The twice-a-year jostling of our sleeping patterns has proven to have negative effects on our health, but consensus on how to end the practice, or even whether we should, has been elusive.

[Hear the KRMG In-Depth Report on Daylight Saving Time HERE]

In researching the history of Daylight Saving Time (DST) and efforts to either shelve it or make it permanent, we found a research scientist at the University of Illinois who has struck upon a possible compromise solution - put the clocks ahead a half hour, and leave them there.

Professor Sheldon Jacobsen, founder of the Bed Time Research Institute at the University of Illinois, proposes moving the clocks forward a half hour from Standard Time, and calling it a day.

He notes that Congress has incrementally increased the duration of DST from six months, to seven, and then eight - and as recently as last year, the U.S. Senate passed a bill (co-sponsored by Oklahoma Senator James Lankford) to make DST permanent with unanimous consent.

But the bill died in the U.S. House, and hasn’t been brought up in 2023.

“Certainly, the trend over the last half century has been to have more and more Daylight Saving Time, and less and less Standard Time, and you can see why they’ve put forward bills in that direction,” Jacobsen told KRMG Thursday. “They’ve almost been incrementally preparing us for the inevitable.”

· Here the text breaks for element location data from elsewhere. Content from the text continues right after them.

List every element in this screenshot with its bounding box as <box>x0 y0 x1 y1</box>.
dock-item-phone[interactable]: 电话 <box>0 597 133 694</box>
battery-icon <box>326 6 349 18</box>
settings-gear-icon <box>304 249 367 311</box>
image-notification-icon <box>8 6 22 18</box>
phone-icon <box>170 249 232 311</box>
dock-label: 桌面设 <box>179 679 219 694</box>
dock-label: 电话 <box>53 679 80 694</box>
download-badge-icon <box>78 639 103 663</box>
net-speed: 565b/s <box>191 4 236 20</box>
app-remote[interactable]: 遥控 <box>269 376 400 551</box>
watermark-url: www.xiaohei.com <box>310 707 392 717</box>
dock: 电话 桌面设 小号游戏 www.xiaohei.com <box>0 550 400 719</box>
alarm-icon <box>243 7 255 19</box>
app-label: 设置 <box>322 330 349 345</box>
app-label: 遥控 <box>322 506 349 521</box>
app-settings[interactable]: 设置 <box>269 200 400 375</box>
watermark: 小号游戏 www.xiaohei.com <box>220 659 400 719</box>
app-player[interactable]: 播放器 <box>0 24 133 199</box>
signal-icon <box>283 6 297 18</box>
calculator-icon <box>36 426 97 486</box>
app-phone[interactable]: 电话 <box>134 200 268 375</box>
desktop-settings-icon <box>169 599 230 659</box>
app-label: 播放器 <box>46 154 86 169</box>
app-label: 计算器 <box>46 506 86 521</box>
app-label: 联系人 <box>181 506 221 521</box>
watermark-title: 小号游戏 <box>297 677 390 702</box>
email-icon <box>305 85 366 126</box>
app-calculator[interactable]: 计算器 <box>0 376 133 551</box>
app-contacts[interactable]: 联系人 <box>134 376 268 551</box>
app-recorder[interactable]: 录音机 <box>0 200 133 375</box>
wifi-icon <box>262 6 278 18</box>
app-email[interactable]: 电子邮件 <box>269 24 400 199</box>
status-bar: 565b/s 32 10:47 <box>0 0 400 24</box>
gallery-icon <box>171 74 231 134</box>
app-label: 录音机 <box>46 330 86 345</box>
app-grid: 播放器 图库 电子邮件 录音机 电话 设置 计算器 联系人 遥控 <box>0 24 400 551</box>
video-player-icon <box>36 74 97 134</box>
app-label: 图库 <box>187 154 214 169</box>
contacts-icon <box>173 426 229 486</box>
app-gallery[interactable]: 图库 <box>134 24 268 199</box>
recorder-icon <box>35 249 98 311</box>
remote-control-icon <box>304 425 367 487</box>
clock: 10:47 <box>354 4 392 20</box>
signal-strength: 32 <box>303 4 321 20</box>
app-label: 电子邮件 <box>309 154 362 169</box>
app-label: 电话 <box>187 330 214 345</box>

But experts, including the American Medical Association, tell us Standard Time would actually be better for our overall health.

“The sleep researchers says Standard Time is better, the politicians think that Daylight Saving Time is better, and my view is why don’t we just split the difference and do 30 minutes permanently?” Sheldon said. “That seems to appease and satisfy all the stakeholders involved, and all it requires is an act of Congress to do that.”

So, KRMG asked Congressman Frank Lucas of Oklahoma’s Third District, who chairs the House Science Committee, for his thoughts on the matter.

“You would be amazed at the public comments I get in town meetings when this topic comes up,” Lucas said, chuckling, “from every conceivable angle imaginable.”

He didn’t rush to embrace the idea, but to be fair, he didn’t say no, either.

Meanwhile, Americans in 48 states will once again set their clocks back an hour late Saturday or early Sunday, as the nation returns to Standard Time until March.